Sedangkan bagi para ekonom politik yang radikal yang berpendapat bahwa institusi sepeti itu berada di bawah sumber daya material, Indonesia diatur oleh para oligarki dan terapi kejut dibutuhkan. Bagaimanakah tampilan analisa yang lebih bernuansa nantinya?

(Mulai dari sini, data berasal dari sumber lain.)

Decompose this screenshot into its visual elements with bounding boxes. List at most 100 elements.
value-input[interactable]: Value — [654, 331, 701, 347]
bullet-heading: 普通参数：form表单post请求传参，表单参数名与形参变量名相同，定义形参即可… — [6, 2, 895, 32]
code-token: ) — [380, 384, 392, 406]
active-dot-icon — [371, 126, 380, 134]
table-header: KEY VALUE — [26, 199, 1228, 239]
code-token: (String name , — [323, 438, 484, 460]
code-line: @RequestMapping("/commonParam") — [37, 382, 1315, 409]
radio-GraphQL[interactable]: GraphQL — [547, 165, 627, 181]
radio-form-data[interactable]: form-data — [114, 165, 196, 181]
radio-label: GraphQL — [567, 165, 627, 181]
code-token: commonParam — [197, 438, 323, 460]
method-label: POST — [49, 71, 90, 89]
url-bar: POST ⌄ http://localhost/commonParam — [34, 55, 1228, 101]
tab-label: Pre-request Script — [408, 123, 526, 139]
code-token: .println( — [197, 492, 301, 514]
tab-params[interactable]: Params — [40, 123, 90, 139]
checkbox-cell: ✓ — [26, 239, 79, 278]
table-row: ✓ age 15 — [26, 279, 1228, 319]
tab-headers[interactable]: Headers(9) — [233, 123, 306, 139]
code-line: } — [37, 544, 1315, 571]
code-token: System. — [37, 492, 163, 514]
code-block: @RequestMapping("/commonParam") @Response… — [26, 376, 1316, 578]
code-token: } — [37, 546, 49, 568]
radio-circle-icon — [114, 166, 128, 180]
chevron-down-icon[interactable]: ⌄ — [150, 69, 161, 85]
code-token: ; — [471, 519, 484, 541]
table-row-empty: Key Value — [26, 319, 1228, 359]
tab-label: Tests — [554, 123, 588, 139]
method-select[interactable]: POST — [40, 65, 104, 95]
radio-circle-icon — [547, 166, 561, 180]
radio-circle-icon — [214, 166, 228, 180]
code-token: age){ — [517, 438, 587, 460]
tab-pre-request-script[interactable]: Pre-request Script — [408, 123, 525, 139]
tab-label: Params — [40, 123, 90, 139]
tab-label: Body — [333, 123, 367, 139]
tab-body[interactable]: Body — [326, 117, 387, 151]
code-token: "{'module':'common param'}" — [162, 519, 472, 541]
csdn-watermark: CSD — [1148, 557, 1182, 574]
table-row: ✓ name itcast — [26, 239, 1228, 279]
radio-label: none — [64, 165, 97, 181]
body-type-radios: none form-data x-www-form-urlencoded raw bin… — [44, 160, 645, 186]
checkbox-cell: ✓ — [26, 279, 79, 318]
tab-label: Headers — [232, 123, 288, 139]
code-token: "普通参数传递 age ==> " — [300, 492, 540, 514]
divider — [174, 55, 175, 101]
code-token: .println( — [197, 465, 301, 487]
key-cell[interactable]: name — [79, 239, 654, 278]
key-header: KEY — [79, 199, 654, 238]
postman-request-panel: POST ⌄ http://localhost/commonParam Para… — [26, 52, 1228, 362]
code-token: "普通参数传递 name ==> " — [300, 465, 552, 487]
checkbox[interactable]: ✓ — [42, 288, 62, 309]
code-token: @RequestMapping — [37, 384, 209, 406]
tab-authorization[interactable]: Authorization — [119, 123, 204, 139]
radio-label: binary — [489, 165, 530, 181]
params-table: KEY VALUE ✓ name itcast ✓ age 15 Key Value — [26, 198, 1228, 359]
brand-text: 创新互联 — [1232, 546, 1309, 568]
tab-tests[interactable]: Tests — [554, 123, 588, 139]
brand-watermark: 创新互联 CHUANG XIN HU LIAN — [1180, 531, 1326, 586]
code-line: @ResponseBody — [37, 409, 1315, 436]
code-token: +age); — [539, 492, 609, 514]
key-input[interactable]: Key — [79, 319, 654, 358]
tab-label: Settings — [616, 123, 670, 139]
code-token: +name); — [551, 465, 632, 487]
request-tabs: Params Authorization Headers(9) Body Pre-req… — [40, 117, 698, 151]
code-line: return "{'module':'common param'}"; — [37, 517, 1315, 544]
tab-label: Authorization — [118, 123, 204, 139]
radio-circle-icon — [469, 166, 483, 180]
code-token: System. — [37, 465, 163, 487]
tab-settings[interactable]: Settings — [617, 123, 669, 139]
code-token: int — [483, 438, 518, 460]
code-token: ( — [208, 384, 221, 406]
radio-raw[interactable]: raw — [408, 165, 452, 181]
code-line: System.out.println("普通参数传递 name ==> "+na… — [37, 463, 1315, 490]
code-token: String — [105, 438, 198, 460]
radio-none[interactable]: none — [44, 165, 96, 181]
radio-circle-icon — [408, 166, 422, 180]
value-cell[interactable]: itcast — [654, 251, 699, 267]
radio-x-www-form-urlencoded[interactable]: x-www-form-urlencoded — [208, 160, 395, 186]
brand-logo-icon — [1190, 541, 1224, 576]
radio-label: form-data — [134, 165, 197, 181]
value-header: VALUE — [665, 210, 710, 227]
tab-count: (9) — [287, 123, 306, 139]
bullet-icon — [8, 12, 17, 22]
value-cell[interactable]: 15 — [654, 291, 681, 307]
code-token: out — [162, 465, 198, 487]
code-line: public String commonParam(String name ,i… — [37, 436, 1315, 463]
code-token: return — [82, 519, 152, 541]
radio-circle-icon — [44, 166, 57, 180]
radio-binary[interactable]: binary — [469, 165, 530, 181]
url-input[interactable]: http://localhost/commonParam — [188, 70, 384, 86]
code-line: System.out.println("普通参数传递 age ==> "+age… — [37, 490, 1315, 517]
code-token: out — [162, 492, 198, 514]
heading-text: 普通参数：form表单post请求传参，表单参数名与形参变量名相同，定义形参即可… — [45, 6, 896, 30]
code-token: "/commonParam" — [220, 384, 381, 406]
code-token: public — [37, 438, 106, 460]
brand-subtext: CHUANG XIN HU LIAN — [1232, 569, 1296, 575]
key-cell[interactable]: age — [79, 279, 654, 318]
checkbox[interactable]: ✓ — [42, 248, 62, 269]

Saat ini, hasil-hasil yang bermunculan dapat dilihat dari asesmen komprehensif ketiga tentang demokratisasi Indonesia. Kajian sebelumnya (2003/2004, 2007) dilaksanakan oleh Demos (LSM riset), bersama dengan Universitas Oslo (UiO). Survei terkini berada dalam kajian lebih luas berjudul “Power, Welfare and Democracy” di Universitas Gadjah Mada (UGM) yang didukung oleh UiO.
Pertanyaannya masih sama: Sejauh apa institusi dan aktor benar-benar berkontribusi pada perkembangan demokrasi dalam artian kendali publik terhadap urusan-urusan publik atas dasar kesataraan politik; dan apa sajakah masalah dan peluangnya?
Metode ini juga direplikasi: mengumpulkan informasi secara sistematis dengan wawancara mendalam (masing-masing 6-8 jam) para pakar terbaik di lapangan di antara lebih dari 600 akademisi yang berkomitmen dan aktivis berpengalaman di seantero negeri dan juga di Jakarta.
Apa yang ditemukan dari hasil-hasil awal? Terdapat tiga kata kunci: stagnasi, pembukaan-pembukaan (openings) dan kegemparan (excitement).
Stagnasi, paling jelas terlihat dari langgengnya korupsi, buruknya aturan main (rule of law) and ketidaksetaraan politik. Ini adalah hasil yang ironis dari kombinasi yang mengesankan antara stabilitas dalam sistem politik yang koheren dan pemilihan yang meluas, kebebasan dan organisasi warga negara. Para aktor yang berkuasa bukan saja tidak menyesuaikan diri dengan aturan main yang baru, namun mereka juga menetapkan rincian dari aturan-aturan tersebut menurut kemauan mereka sendiri, seperti misalnya dengan mempersulit partai-partai baru untuk berpartisipasi dalam pemilihan.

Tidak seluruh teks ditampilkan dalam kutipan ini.